On Resolutions Passed by the Bank of Latvia's Council


Press release of March 14, 2006

The Council of the Bank of Latvia resolved today to leave the interest rates pertaining to refinancing, deposits of commercial banks with the Bank of Latvia and Lombard loans unchanged but expanded the compulsory reserve base while leaving the reserve ratio at the previous 8% level. As of May 24 of this year the compulsory reserve requirement will be applied also to bank liabilities with a set term over two years. The reserve base was expanded to slow down the rapid increase in lending as one of the factors contributing to high inflation and to thereby promote macroeconomic stability.
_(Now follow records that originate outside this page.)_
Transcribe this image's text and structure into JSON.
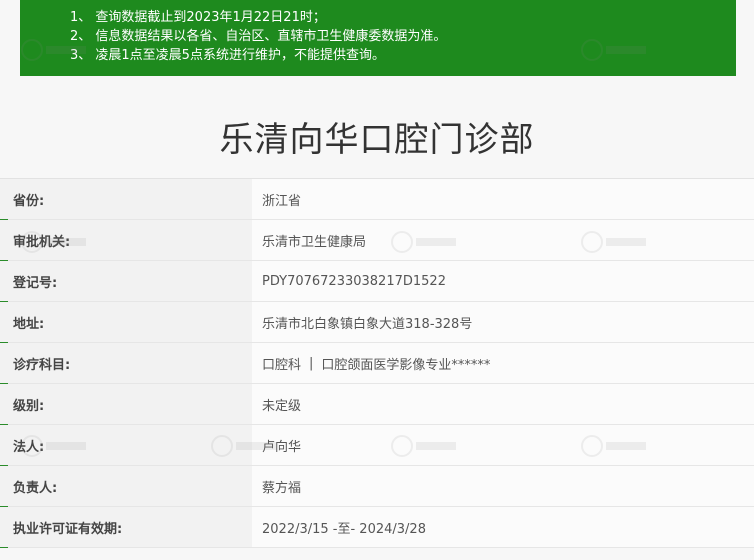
{
  "notice": {
    "lines": [
      "1、 查询数据截止到2023年1月22日21时；",
      "2、 信息数据结果以各省、自治区、直辖市卫生健康委数据为准。",
      "3、 凌晨1点至凌晨5点系统进行维护，不能提供查询。"
    ]
  },
  "title": "乐清向华口腔门诊部",
  "rows": [
    {
      "label": "省份:",
      "value": "浙江省"
    },
    {
      "label": "审批机关:",
      "value": "乐清市卫生健康局"
    },
    {
      "label": "登记号:",
      "value": "PDY70767233038217D1522"
    },
    {
      "label": "地址:",
      "value": "乐清市北白象镇白象大道318-328号"
    },
    {
      "label": "诊疗科目:",
      "value_a": "口腔科",
      "separator": "|",
      "value_b": "口腔颌面医学影像专业******"
    },
    {
      "label": "级别:",
      "value": "未定级"
    },
    {
      "label": "法人:",
      "value": "卢向华"
    },
    {
      "label": "负责人:",
      "value": "蔡方福"
    },
    {
      "label": "执业许可证有效期:",
      "value": "2022/3/15 -至- 2024/3/28"
    }
  ]
}
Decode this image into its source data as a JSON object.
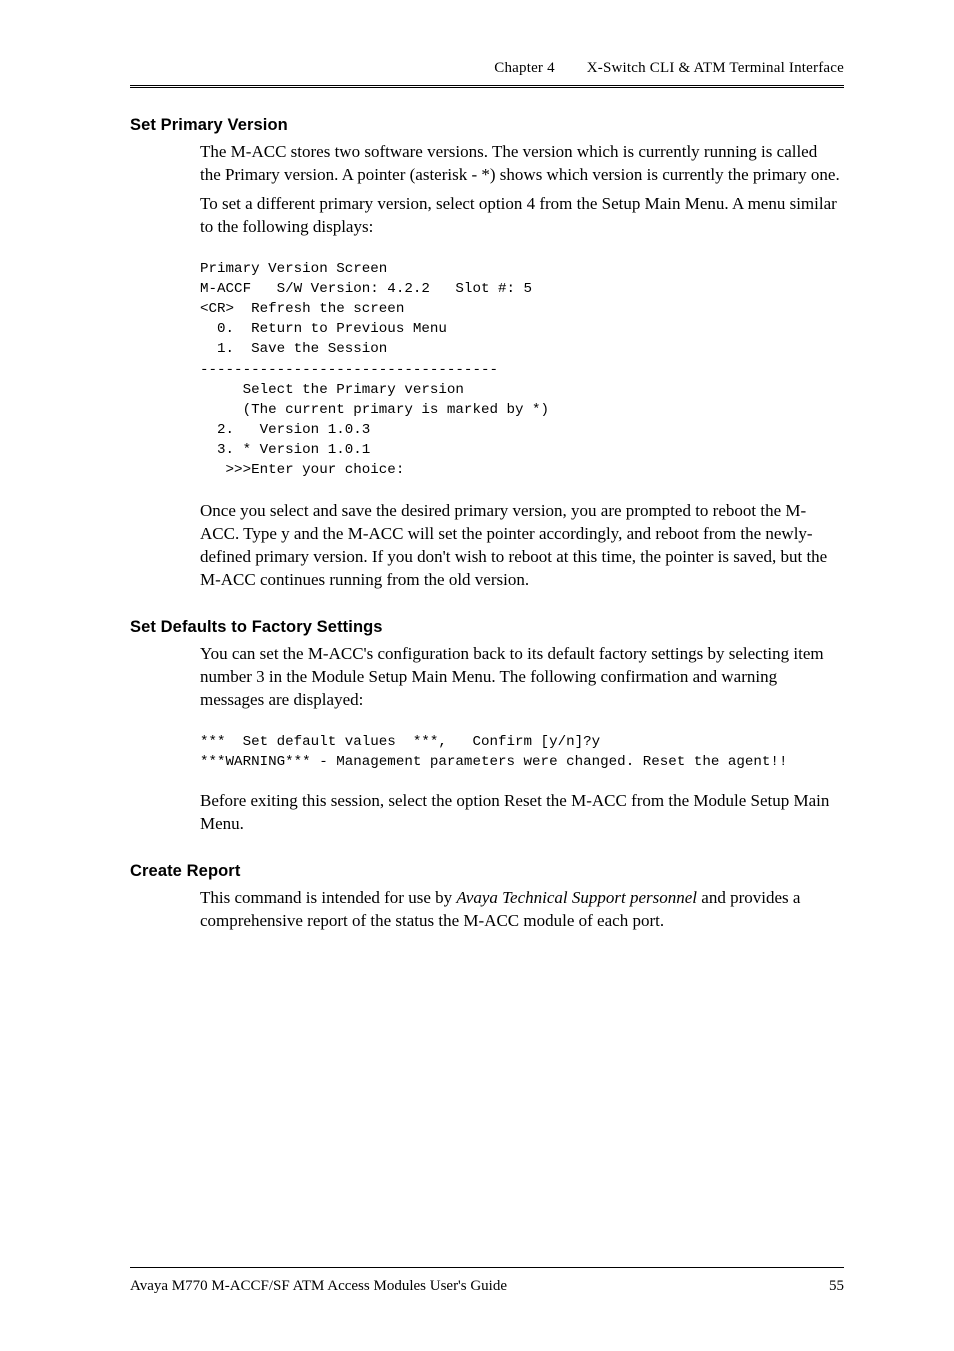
{
  "header": {
    "chapter_label": "Chapter 4",
    "chapter_title": "X-Switch CLI & ATM Terminal Interface"
  },
  "sections": {
    "set_primary_version": {
      "heading": "Set Primary Version",
      "para1": "The M-ACC stores two software versions. The version which is currently running is called the Primary version. A pointer (asterisk - *) shows which version is currently the primary one.",
      "para2": "To set a different primary version, select option 4 from the Setup Main Menu. A menu similar to the following displays:",
      "code": "Primary Version Screen\nM-ACCF   S/W Version: 4.2.2   Slot #: 5\n<CR>  Refresh the screen\n  0.  Return to Previous Menu\n  1.  Save the Session\n-----------------------------------\n     Select the Primary version\n     (The current primary is marked by *)\n  2.   Version 1.0.3\n  3. * Version 1.0.1\n   >>>Enter your choice:",
      "para3": "Once you select and save the desired primary version, you are prompted to reboot the M-ACC. Type y and the M-ACC will set the pointer accordingly, and reboot from the newly-defined primary version. If you don't wish to reboot at this time, the pointer is saved, but the M-ACC continues running from the old version."
    },
    "set_defaults": {
      "heading": "Set Defaults to Factory Settings",
      "para1": "You can set the M-ACC's configuration back to its default factory settings by selecting item number 3 in the Module Setup Main Menu. The following confirmation and warning messages are displayed:",
      "code": "***  Set default values  ***,   Confirm [y/n]?y\n***WARNING*** - Management parameters were changed. Reset the agent!!",
      "para2": "Before exiting this session, select the option Reset the M-ACC from the Module Setup Main Menu."
    },
    "create_report": {
      "heading": "Create Report",
      "para1_pre": "This command is intended for use by ",
      "para1_em": "Avaya Technical Support personnel",
      "para1_post": " and provides a comprehensive report of the status the M-ACC module of each port."
    }
  },
  "footer": {
    "guide_title": "Avaya M770 M-ACCF/SF ATM Access Modules User's Guide",
    "page_number": "55"
  }
}
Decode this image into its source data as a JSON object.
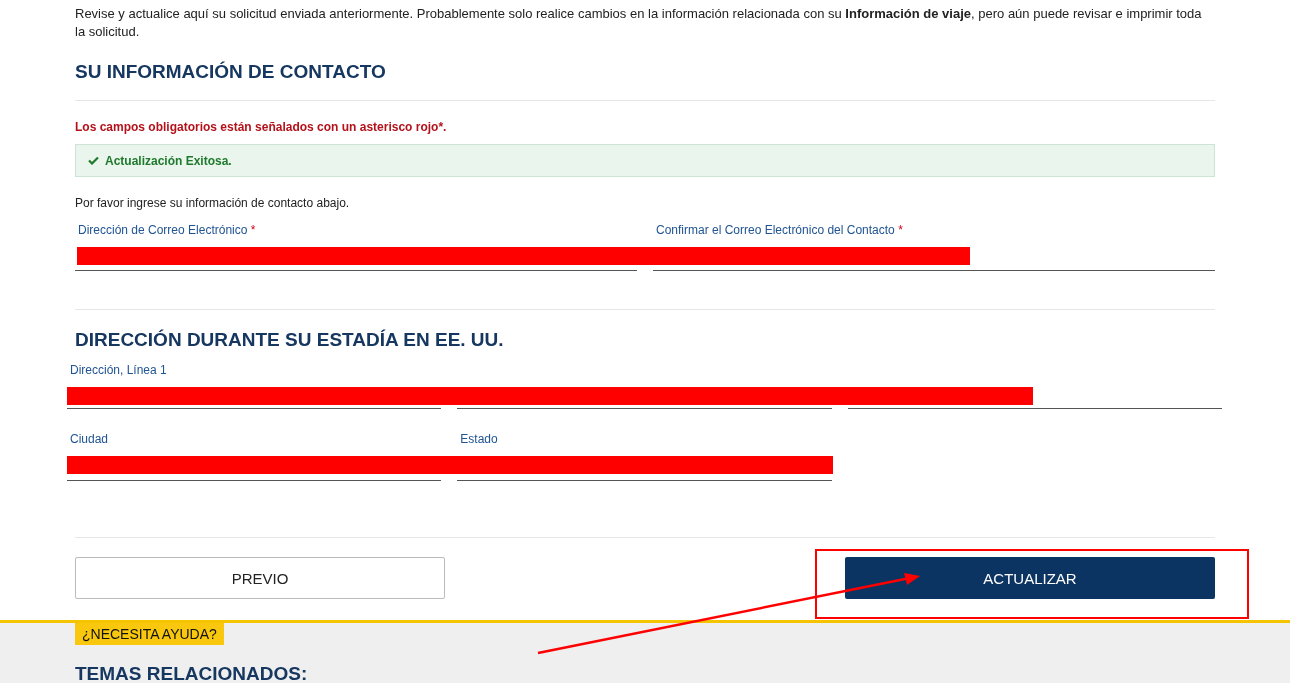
{
  "intro": "Revise y actualice aquí su solicitud enviada anteriormente. Probablemente solo realice cambios en la información relacionada con su **Información de viaje**, pero aún puede revisar e imprimir toda la solicitud.",
  "contact": {
    "heading": "SU INFORMACIÓN DE CONTACTO",
    "required_note": "Los campos obligatorios están señalados con un asterisco rojo*.",
    "alert": "Actualización Exitosa.",
    "instruction": "Por favor ingrese su información de contacto abajo.",
    "fields": [
      {
        "label": "Dirección de Correo Electrónico",
        "required_mark": "*"
      },
      {
        "label": "Confirmar el Correo Electrónico del Contacto",
        "required_mark": "*"
      }
    ]
  },
  "address": {
    "heading": "DIRECCIÓN DURANTE SU ESTADÍA EN EE. UU.",
    "rows": [
      [
        {
          "label": "Dirección, Línea 1"
        },
        {},
        {}
      ],
      [
        {
          "label": "Ciudad"
        },
        {
          "label": "Estado"
        }
      ]
    ]
  },
  "buttons": [
    {
      "label": "PREVIO",
      "kind": "secondary"
    },
    {
      "label": "ACTUALIZAR",
      "kind": "primary"
    }
  ],
  "help": {
    "badge": "¿NECESITA AYUDA?",
    "heading": "TEMAS RELACIONADOS:"
  }
}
The resolution was based on the following considerations regarding development of the economy:

The inflation level in the country remains unacceptably high. The slowing down in the pace of inflation observed in February was too insignificant to note any substantial positive tendencies. To a significant degree, any decrease in inflation is prevented by the still strong domestic demand that causes increases in consumption more rapid than accumulation of funds and a decline in the current account balance. Since one of the factors contributing to the high domestic demand, is the vigorous lending policies of commercial banks, the Bank of Latvia considers the pace of lending growth too rapid for the current macroeconomic situation. Moreover, from the point of view of macroeconomic stability, the continually increasing foreign debt at whose expense an ever increasing share of domestic loans is financed and the growth of consumer credit are both causes for concern.
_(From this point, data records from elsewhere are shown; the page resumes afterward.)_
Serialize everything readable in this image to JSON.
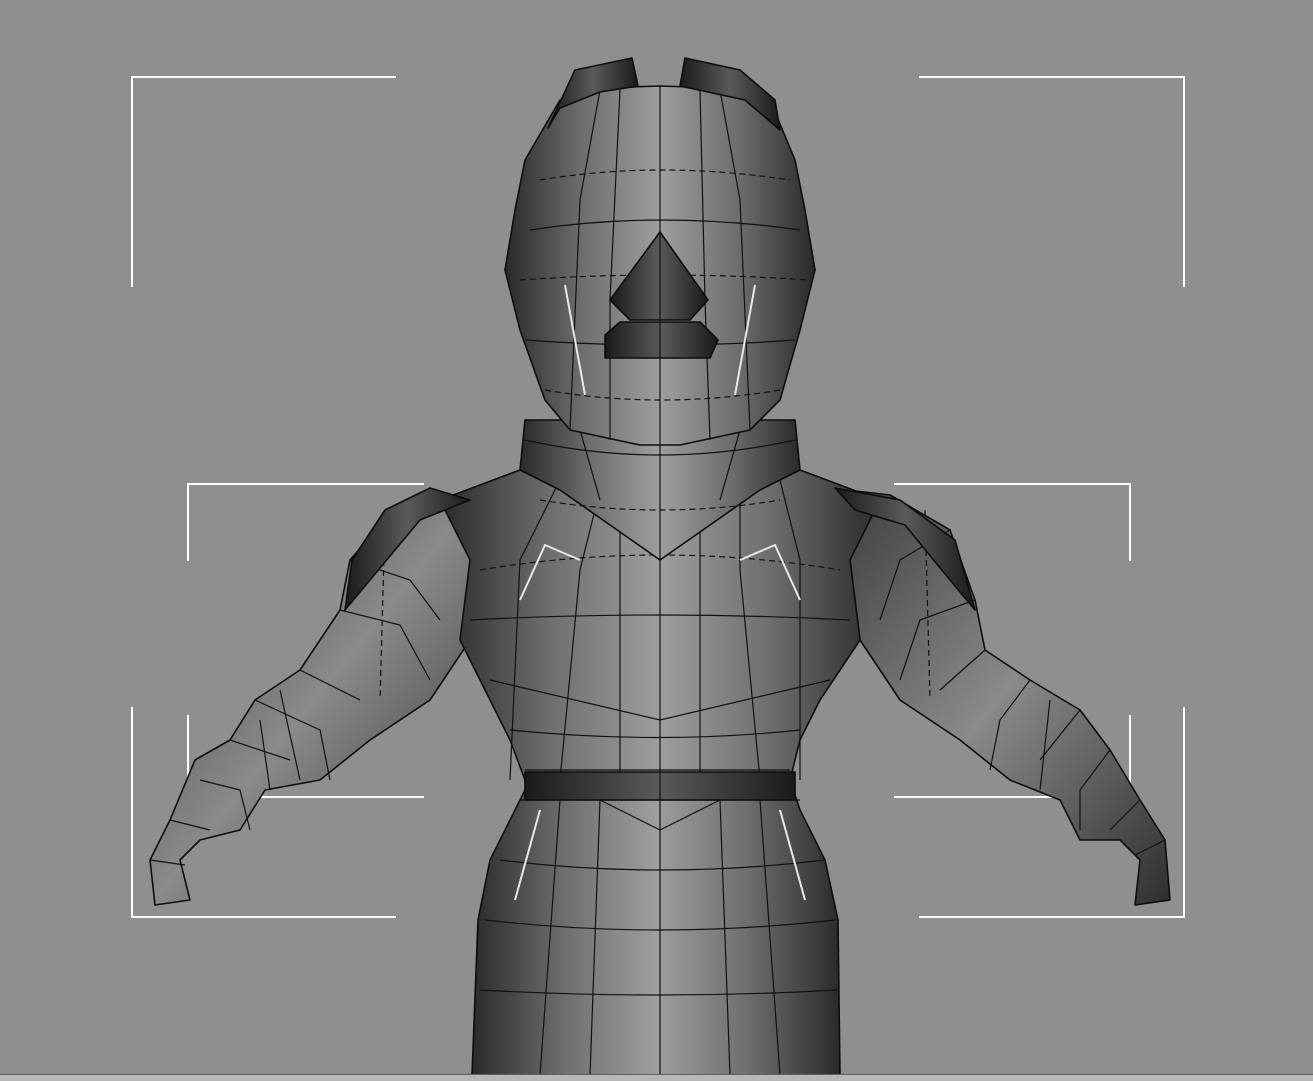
{
  "viewport": {
    "background": "#8f8f8f",
    "frame_guide_color": "#ffffff",
    "mesh_line_color": "#111111",
    "subject": "wireframe-character-mesh"
  }
}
Consistent action taken by the Bank of Latvia in limiting loans extended in lats, which is supported by developments in the world’s financial markets, i.e. rising interest rates of other lending currencies, the euro and the U.S. dollar, provides an opportunity to counteract the rapid pace of lending in Latvia and to diminish the risks to balanced growth of the Latvian economy.
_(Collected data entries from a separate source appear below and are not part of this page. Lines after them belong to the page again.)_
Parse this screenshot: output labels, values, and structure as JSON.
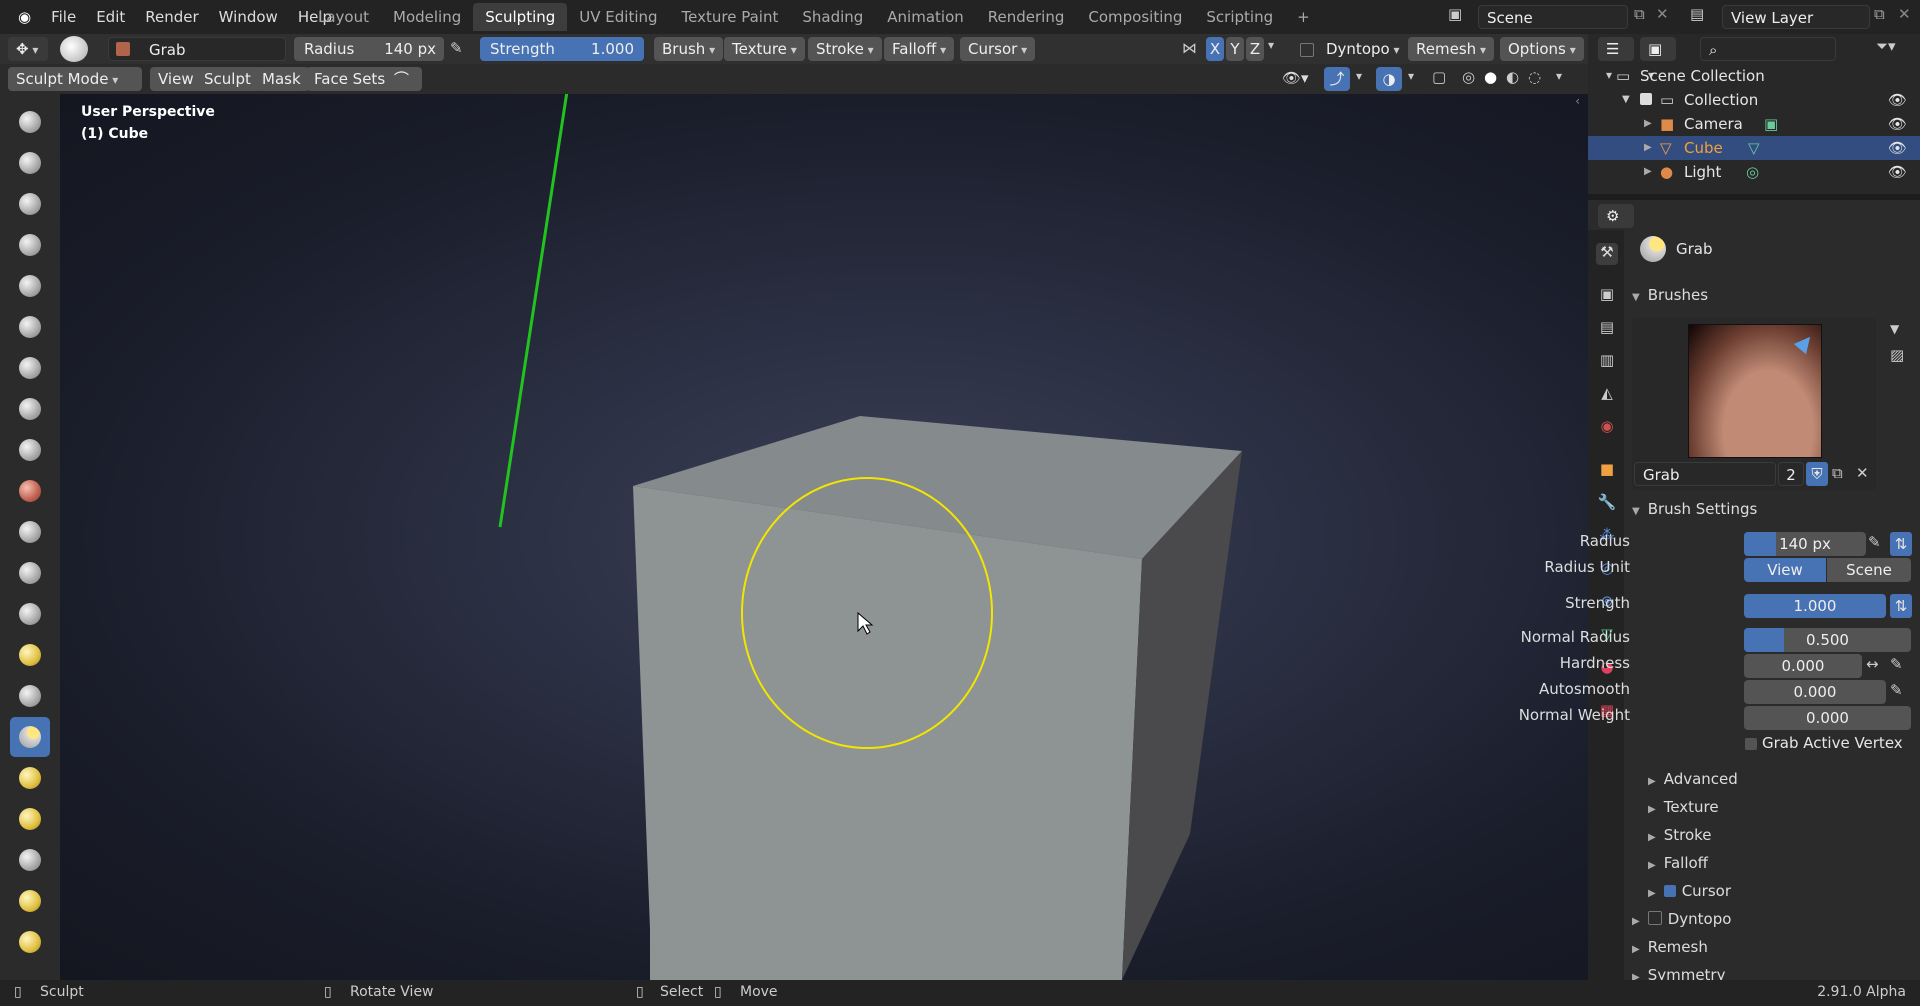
{
  "menu": {
    "file": "File",
    "edit": "Edit",
    "render": "Render",
    "window": "Window",
    "help": "Help"
  },
  "workspaces": [
    "Layout",
    "Modeling",
    "Sculpting",
    "UV Editing",
    "Texture Paint",
    "Shading",
    "Animation",
    "Rendering",
    "Compositing",
    "Scripting"
  ],
  "active_workspace": "Sculpting",
  "scene": {
    "label": "Scene"
  },
  "view_layer": {
    "label": "View Layer"
  },
  "tool_header": {
    "brush_name": "Grab",
    "radius_label": "Radius",
    "radius_value": "140 px",
    "strength_label": "Strength",
    "strength_value": "1.000",
    "brush": "Brush",
    "texture": "Texture",
    "stroke": "Stroke",
    "falloff": "Falloff",
    "cursor": "Cursor",
    "axis_x": "X",
    "axis_y": "Y",
    "axis_z": "Z",
    "dyntopo": "Dyntopo",
    "remesh": "Remesh",
    "options": "Options"
  },
  "mode_header": {
    "mode": "Sculpt Mode",
    "view": "View",
    "sculpt": "Sculpt",
    "mask": "Mask",
    "face_sets": "Face Sets"
  },
  "viewport": {
    "perspective": "User Perspective",
    "object": "(1) Cube"
  },
  "outliner": {
    "root": "Scene Collection",
    "collection": "Collection",
    "items": [
      {
        "name": "Camera"
      },
      {
        "name": "Cube"
      },
      {
        "name": "Light"
      }
    ]
  },
  "properties": {
    "tool_name": "Grab",
    "brushes_header": "Brushes",
    "brush_field": "Grab",
    "brush_users": "2",
    "brush_settings_header": "Brush Settings",
    "radius_label": "Radius",
    "radius_value": "140 px",
    "radius_unit_label": "Radius Unit",
    "unit_view": "View",
    "unit_scene": "Scene",
    "strength_label": "Strength",
    "strength_value": "1.000",
    "normal_radius_label": "Normal Radius",
    "normal_radius_value": "0.500",
    "hardness_label": "Hardness",
    "hardness_value": "0.000",
    "autosmooth_label": "Autosmooth",
    "autosmooth_value": "0.000",
    "normal_weight_label": "Normal Weight",
    "normal_weight_value": "0.000",
    "grab_active_vertex": "Grab Active Vertex",
    "subsections": [
      "Advanced",
      "Texture",
      "Stroke",
      "Falloff",
      "Cursor"
    ],
    "dyntopo": "Dyntopo",
    "remesh": "Remesh",
    "symmetry": "Symmetry"
  },
  "statusbar": {
    "sculpt": "Sculpt",
    "rotate": "Rotate View",
    "select": "Select",
    "move": "Move",
    "version": "2.91.0 Alpha"
  },
  "colors": {
    "accent": "#4772b3",
    "brush_circle": "#f2e600",
    "arrow": "#22c21f"
  }
}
The compulsory reserve ratio is one of the monetary policy instruments at the disposal of the central bank, and its increase is aimed at making it more expensive for banks to attract deposits and other capital and thereby affecting banks’ lending capability. Applying the reserve ratio to banks’ long-term (over 2 years) liabilities will mean an increase in the reserve requirement volume by about 210 million lats.  

To the end of stabilizing the macroeconomic situation, the Bank of Latvia made several increases in the compulsory reserve ratio in 2004-2005: as of 24 July, 2004 (from 3% to 4%), as of 24 August, 2005 (from 4% to 6%) and as of 24 December, 2005 (from 6% to 8%). As of 24 January, 2005, banks’ liabilities to foreign commercial and central banks have been included in the compulsory reserve base to equalize the conditions for banks’ ability to compete given the variety of their sources for attracting resources.

The compulsory reserves of banks are calculated as a set percentage of the bank deposits and the securities emitted by banks to be kept with the Bank of Latvia; this requirement has to be met as a monthly average. Meeting of the reserve requirement is evaluated for the period starting on the 24th day of the current month and ending on the 23rd day of the following month.

The Bank of Latvia has set the following annual interest rates:
- refinancing rate - 4.0%;
- interest rates for bank deposits with the Bank of Latvia:
            - with a 7-day maturity - 2.0%,
            - with a 14-day maturity - 2.25%;
- interest rates for Lombard loans:
            - up to 10 days - 5.0% ,
            - days 11 through 20 - 6.0%,
            - as of the 21st day - 7.0%.